All parties agree, however, that the music ecosystem must be modernised to cope with technological change and to better incorporate stakeholders.

The existing compulsory licensing system revolves around performance rights organisations that act as middlemen by issuing blanket licences to providers and collecting and distributing royalties to member artists. In accordance with the consent decrees, they are required to grant licensees access to their song repertoires and are limited in what rates they can charge.

The framework was developed – and has been upheld for the past 70 years – as a way to avoid the drudgery of licensing thousands of individual transactions.

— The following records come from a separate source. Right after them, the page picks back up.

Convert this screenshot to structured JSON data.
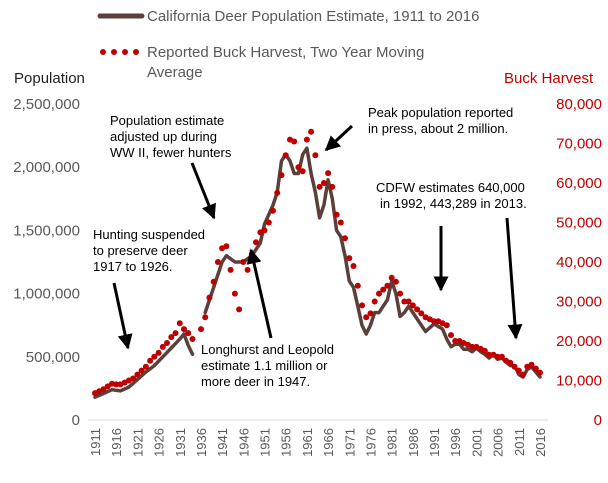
{
  "colors": {
    "population": "#5a4038",
    "harvest": "#c00000",
    "annotation": "#000000"
  },
  "legend": {
    "population_label": "California Deer Population Estimate, 1911 to 2016",
    "harvest_label_line1": "Reported Buck Harvest, Two Year Moving",
    "harvest_label_line2": "Average"
  },
  "chart_data": {
    "type": "line",
    "title": "",
    "ylabel": "Population",
    "y2label": "Buck Harvest",
    "ylim": [
      0,
      2500000
    ],
    "y2lim": [
      0,
      80000
    ],
    "y_ticks": [
      {
        "v": 0,
        "label": "0"
      },
      {
        "v": 500000,
        "label": "500,000"
      },
      {
        "v": 1000000,
        "label": "1,000,000"
      },
      {
        "v": 1500000,
        "label": "1,500,000"
      },
      {
        "v": 2000000,
        "label": "2,000,000"
      },
      {
        "v": 2500000,
        "label": "2,500,000"
      }
    ],
    "y2_ticks": [
      {
        "v": 0,
        "label": "0"
      },
      {
        "v": 10000,
        "label": "10,000"
      },
      {
        "v": 20000,
        "label": "20,000"
      },
      {
        "v": 30000,
        "label": "30,000"
      },
      {
        "v": 40000,
        "label": "40,000"
      },
      {
        "v": 50000,
        "label": "50,000"
      },
      {
        "v": 60000,
        "label": "60,000"
      },
      {
        "v": 70000,
        "label": "70,000"
      },
      {
        "v": 80000,
        "label": "80,000"
      }
    ],
    "xlim": [
      1911,
      2016
    ],
    "x_ticks": [
      "1911",
      "1916",
      "1921",
      "1926",
      "1931",
      "1936",
      "1941",
      "1946",
      "1951",
      "1956",
      "1961",
      "1966",
      "1971",
      "1976",
      "1981",
      "1986",
      "1991",
      "1996",
      "2001",
      "2006",
      "2011",
      "2016"
    ],
    "legend_position": "top",
    "series": [
      {
        "name": "California Deer Population Estimate, 1911 to 2016",
        "axis": "left",
        "style": "solid",
        "segments": [
          [
            [
              1911,
              180000
            ],
            [
              1913,
              210000
            ],
            [
              1915,
              240000
            ],
            [
              1917,
              230000
            ],
            [
              1919,
              260000
            ],
            [
              1921,
              320000
            ],
            [
              1923,
              380000
            ],
            [
              1925,
              430000
            ],
            [
              1927,
              500000
            ],
            [
              1929,
              570000
            ],
            [
              1931,
              640000
            ],
            [
              1932,
              680000
            ],
            [
              1933,
              590000
            ],
            [
              1934,
              520000
            ]
          ],
          [
            [
              1937,
              850000
            ],
            [
              1939,
              1050000
            ],
            [
              1941,
              1250000
            ],
            [
              1942,
              1300000
            ],
            [
              1944,
              1250000
            ],
            [
              1946,
              1250000
            ],
            [
              1948,
              1300000
            ],
            [
              1950,
              1400000
            ],
            [
              1951,
              1550000
            ],
            [
              1953,
              1700000
            ],
            [
              1954,
              1800000
            ],
            [
              1955,
              2050000
            ],
            [
              1956,
              2100000
            ],
            [
              1957,
              2050000
            ],
            [
              1958,
              1950000
            ],
            [
              1959,
              1950000
            ],
            [
              1960,
              2100000
            ],
            [
              1961,
              2150000
            ],
            [
              1962,
              1950000
            ],
            [
              1963,
              1800000
            ],
            [
              1964,
              1600000
            ],
            [
              1965,
              1700000
            ],
            [
              1966,
              1900000
            ],
            [
              1967,
              1750000
            ],
            [
              1968,
              1500000
            ],
            [
              1969,
              1450000
            ],
            [
              1970,
              1300000
            ],
            [
              1971,
              1100000
            ],
            [
              1972,
              1050000
            ],
            [
              1973,
              900000
            ],
            [
              1974,
              750000
            ],
            [
              1975,
              680000
            ],
            [
              1976,
              750000
            ],
            [
              1977,
              850000
            ],
            [
              1978,
              850000
            ],
            [
              1979,
              900000
            ],
            [
              1980,
              950000
            ],
            [
              1981,
              1100000
            ],
            [
              1982,
              1000000
            ],
            [
              1983,
              820000
            ],
            [
              1984,
              850000
            ],
            [
              1985,
              900000
            ],
            [
              1986,
              850000
            ],
            [
              1987,
              800000
            ],
            [
              1988,
              750000
            ],
            [
              1989,
              700000
            ],
            [
              1990,
              730000
            ],
            [
              1991,
              760000
            ],
            [
              1992,
              740000
            ],
            [
              1993,
              720000
            ],
            [
              1994,
              640000
            ],
            [
              1995,
              580000
            ],
            [
              1996,
              600000
            ],
            [
              1997,
              600000
            ],
            [
              1998,
              560000
            ],
            [
              1999,
              560000
            ],
            [
              2000,
              540000
            ],
            [
              2001,
              570000
            ],
            [
              2002,
              540000
            ],
            [
              2003,
              520000
            ],
            [
              2004,
              490000
            ],
            [
              2005,
              520000
            ],
            [
              2006,
              480000
            ],
            [
              2007,
              490000
            ],
            [
              2008,
              460000
            ],
            [
              2009,
              430000
            ],
            [
              2010,
              430000
            ],
            [
              2011,
              360000
            ],
            [
              2012,
              340000
            ],
            [
              2013,
              400000
            ],
            [
              2014,
              420000
            ],
            [
              2015,
              380000
            ],
            [
              2016,
              340000
            ]
          ]
        ]
      },
      {
        "name": "Reported Buck Harvest, Two Year Moving Average",
        "axis": "right",
        "style": "dotted",
        "points": [
          [
            1911,
            6800
          ],
          [
            1912,
            7300
          ],
          [
            1913,
            7800
          ],
          [
            1914,
            8500
          ],
          [
            1915,
            9200
          ],
          [
            1916,
            9000
          ],
          [
            1917,
            9000
          ],
          [
            1918,
            9500
          ],
          [
            1919,
            10000
          ],
          [
            1920,
            10500
          ],
          [
            1921,
            11500
          ],
          [
            1922,
            12500
          ],
          [
            1923,
            13500
          ],
          [
            1924,
            15000
          ],
          [
            1925,
            16000
          ],
          [
            1926,
            17000
          ],
          [
            1927,
            18500
          ],
          [
            1928,
            19500
          ],
          [
            1929,
            21000
          ],
          [
            1930,
            22000
          ],
          [
            1931,
            24500
          ],
          [
            1932,
            23000
          ],
          [
            1933,
            22000
          ],
          [
            1934,
            20500
          ],
          [
            1936,
            23000
          ],
          [
            1937,
            26000
          ],
          [
            1938,
            31000
          ],
          [
            1939,
            35000
          ],
          [
            1940,
            40000
          ],
          [
            1941,
            43500
          ],
          [
            1942,
            44000
          ],
          [
            1943,
            38000
          ],
          [
            1944,
            32000
          ],
          [
            1945,
            28000
          ],
          [
            1946,
            40000
          ],
          [
            1947,
            38000
          ],
          [
            1948,
            42000
          ],
          [
            1949,
            45000
          ],
          [
            1950,
            47500
          ],
          [
            1951,
            48000
          ],
          [
            1952,
            50000
          ],
          [
            1953,
            53000
          ],
          [
            1954,
            57500
          ],
          [
            1955,
            62000
          ],
          [
            1956,
            67000
          ],
          [
            1957,
            71000
          ],
          [
            1958,
            70500
          ],
          [
            1959,
            64000
          ],
          [
            1960,
            63000
          ],
          [
            1961,
            71000
          ],
          [
            1962,
            73000
          ],
          [
            1963,
            67000
          ],
          [
            1964,
            59000
          ],
          [
            1965,
            60000
          ],
          [
            1966,
            62500
          ],
          [
            1967,
            59000
          ],
          [
            1968,
            52000
          ],
          [
            1969,
            50000
          ],
          [
            1970,
            46000
          ],
          [
            1971,
            41000
          ],
          [
            1972,
            39000
          ],
          [
            1973,
            34000
          ],
          [
            1974,
            29000
          ],
          [
            1975,
            26000
          ],
          [
            1976,
            27000
          ],
          [
            1977,
            30000
          ],
          [
            1978,
            32000
          ],
          [
            1979,
            33000
          ],
          [
            1980,
            34000
          ],
          [
            1981,
            36000
          ],
          [
            1982,
            35000
          ],
          [
            1983,
            32000
          ],
          [
            1984,
            30000
          ],
          [
            1985,
            30000
          ],
          [
            1986,
            29000
          ],
          [
            1987,
            28000
          ],
          [
            1988,
            27000
          ],
          [
            1989,
            26000
          ],
          [
            1990,
            25500
          ],
          [
            1991,
            25000
          ],
          [
            1992,
            25000
          ],
          [
            1993,
            24500
          ],
          [
            1994,
            24000
          ],
          [
            1995,
            21500
          ],
          [
            1996,
            20000
          ],
          [
            1997,
            20000
          ],
          [
            1998,
            19500
          ],
          [
            1999,
            19000
          ],
          [
            2000,
            18500
          ],
          [
            2001,
            18500
          ],
          [
            2002,
            18000
          ],
          [
            2003,
            17500
          ],
          [
            2004,
            16500
          ],
          [
            2005,
            16500
          ],
          [
            2006,
            16000
          ],
          [
            2007,
            16000
          ],
          [
            2008,
            15000
          ],
          [
            2009,
            14500
          ],
          [
            2010,
            13500
          ],
          [
            2011,
            12500
          ],
          [
            2012,
            11500
          ],
          [
            2013,
            13500
          ],
          [
            2014,
            14000
          ],
          [
            2015,
            13000
          ],
          [
            2016,
            12000
          ]
        ]
      }
    ],
    "annotations": [
      {
        "id": "population-adjusted",
        "lines": [
          "Population estimate",
          "adjusted up during",
          "WW II, fewer hunters"
        ]
      },
      {
        "id": "peak-population",
        "lines": [
          "Peak population reported",
          "in press, about 2 million."
        ]
      },
      {
        "id": "cdfw-estimates",
        "lines": [
          "CDFW estimates 640,000",
          "in 1992, 443,289 in 2013."
        ]
      },
      {
        "id": "hunting-suspended",
        "lines": [
          "Hunting suspended",
          "to preserve deer",
          "1917 to 1926."
        ]
      },
      {
        "id": "longhurst-leopold",
        "lines": [
          "Longhurst and Leopold",
          "estimate 1.1 million or",
          "more deer in 1947."
        ]
      }
    ]
  }
}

Ed Black, a partner at Ropes & Gray who specialises in media law, said: “[Both sides] know and agree that we can’t do these deals by custom fabricating expensive transactions with legal teams every time you want to pay a nickel to hear a song in a restaurant.”

The system functioned well enough during the 20th century when music was distributed by physical means such as CDs, cassettes and vinyl. But the emergence of digital providers and internet and satellite radio has transformed what was once an ownership model into an access model – namely, where users prefer to stream songs rather than buy them.

This change in landscape has upended the uneasy truce once forged among artists, publishers, record labels and collective licensing bodies, and has created a sense of urgency to reform a framework designed during a different era.

However, breaking the stalemate is seen by many as a zero-sum outcome in which they could easily find themselves on the wrong side.

“There’s a growing recognition that this is not the time to rearrange deck chairs on the Titanic”, said a House judiciary committee aide. “We have to look at different approaches for how music licensing should look.”